- DVD Cover
- Directed by: Arun Prasad P.A.
- Written by: M. S. Ramesh R. Rajashekhar (Dialogues)
- Screenplay by: Arun Prasad. P. A.
- Story by: Arun Prasad. P. A.
- Produced by: Sa Ra Govindu
- Starring: Sudeep; Sonia Agarwal;
- Cinematography: Sundarnath Suvarna
- Edited by: S. Manohar
- Music by: Gurukiran
- Production company: Tanu Chithra
- Distributed by: Ramu Films
- Release date: 10 May 2002;
- Running time: 136 minutes
- Country: India
- Language: Kannada

= Chandu (2002 film) =

Chandu is a 2002 Kannada romantic-drama film directed by Arun Prasad P.A. in his Kannada debut, featuring Sudeep and Sonia Agarwal. The film features background score and soundtrack composed by Gurukiran and lyrics by K. Kalyan, Anant Kumar and V. Nagendra Prasad. The film was released on 10 May 2002.

== Plot ==
A reckless guy named Chandu (Sudeep) has to deal with the misunderstanding between him and his lover Vidya(Sonia).

==Production==
This film marked the Kannada debut of Telugu director P. A. Arun Prasad and also his first collaboration with Sudeep. Sonia Agarwal made her Kannada debut through this film. The film's launch, at Jade Garden, was attended by producers such as S. A. Govind Raj, Channegowda, K. C. N. Chandrashekar, Rockline Venkatesh, T. Nanjunda Shetty, Ravi, and Siddalingaiah.

==Soundtrack==
The soundtrack was composed by Gurukiran in his first collaboration with both Sudeep and Arun Prasad.
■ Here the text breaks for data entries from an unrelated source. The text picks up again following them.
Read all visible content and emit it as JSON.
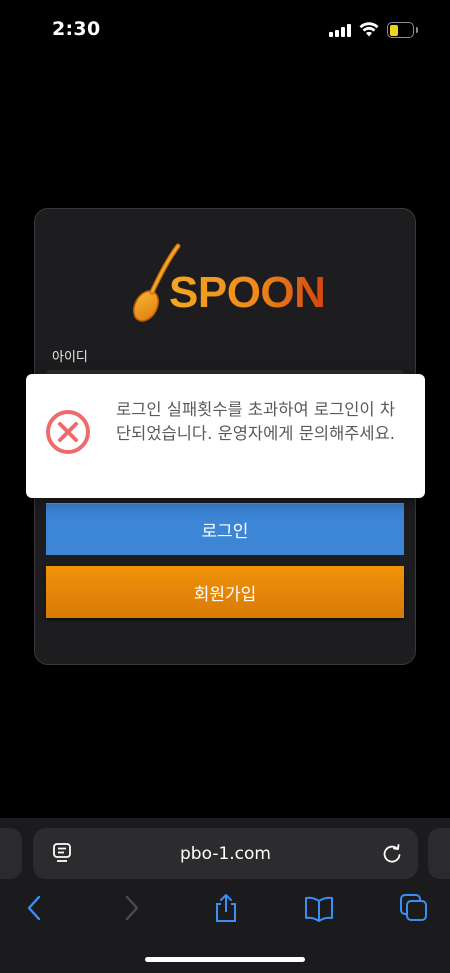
{
  "status_bar": {
    "time": "2:30",
    "battery_level": 0.4,
    "battery_color": "#f2d31b"
  },
  "login": {
    "logo_text": "SPOON",
    "id_label": "아이디",
    "login_button": "로그인",
    "signup_button": "회원가입",
    "colors": {
      "login": "#3d86d6",
      "signup": "#e8870a",
      "logo_start": "#f5a623",
      "logo_end": "#d2460f"
    }
  },
  "alert": {
    "icon": "error-circle-x-icon",
    "message": "로그인 실패횟수를 초과하여 로그인이 차단되었습니다. 운영자에게 문의해주세요."
  },
  "browser": {
    "url": "pbo-1.com",
    "icons": [
      "reader-icon",
      "reload-icon",
      "back-icon",
      "forward-icon",
      "share-icon",
      "bookmarks-icon",
      "tabs-icon"
    ]
  }
}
The soundtrack was released by Ashwini Audio label.

Track listing
| No. | Title | Lyrics | Singer(s) | Length |
|---|---|---|---|---|
| 1. | "Avala Olava Nage" | V. Nagendra Prasad | Rajesh Krishnan |  |
| 2. | "Oh Raviye Idu Entha" | K. Kalyan | Gurukiran |  |
| 3. | "Saddillade Moodide Prema" | Ananthkumar | Udit Narayan, Sowmya Raoh |  |
| 4. | "Kanyakumariye" | V. Nagendra Prasad | Udit Narayan, Anuradha Sriram |  |
| 5. | "Sontada Vishya" | V. Nagendra Prasad | Sudeep |  |

== Reception ==
A critic from Chitraloka.com wrote that "A few lovely scores, action extravaganza and well-weighed acting by key artistes is the highlight of ‘Chandu’".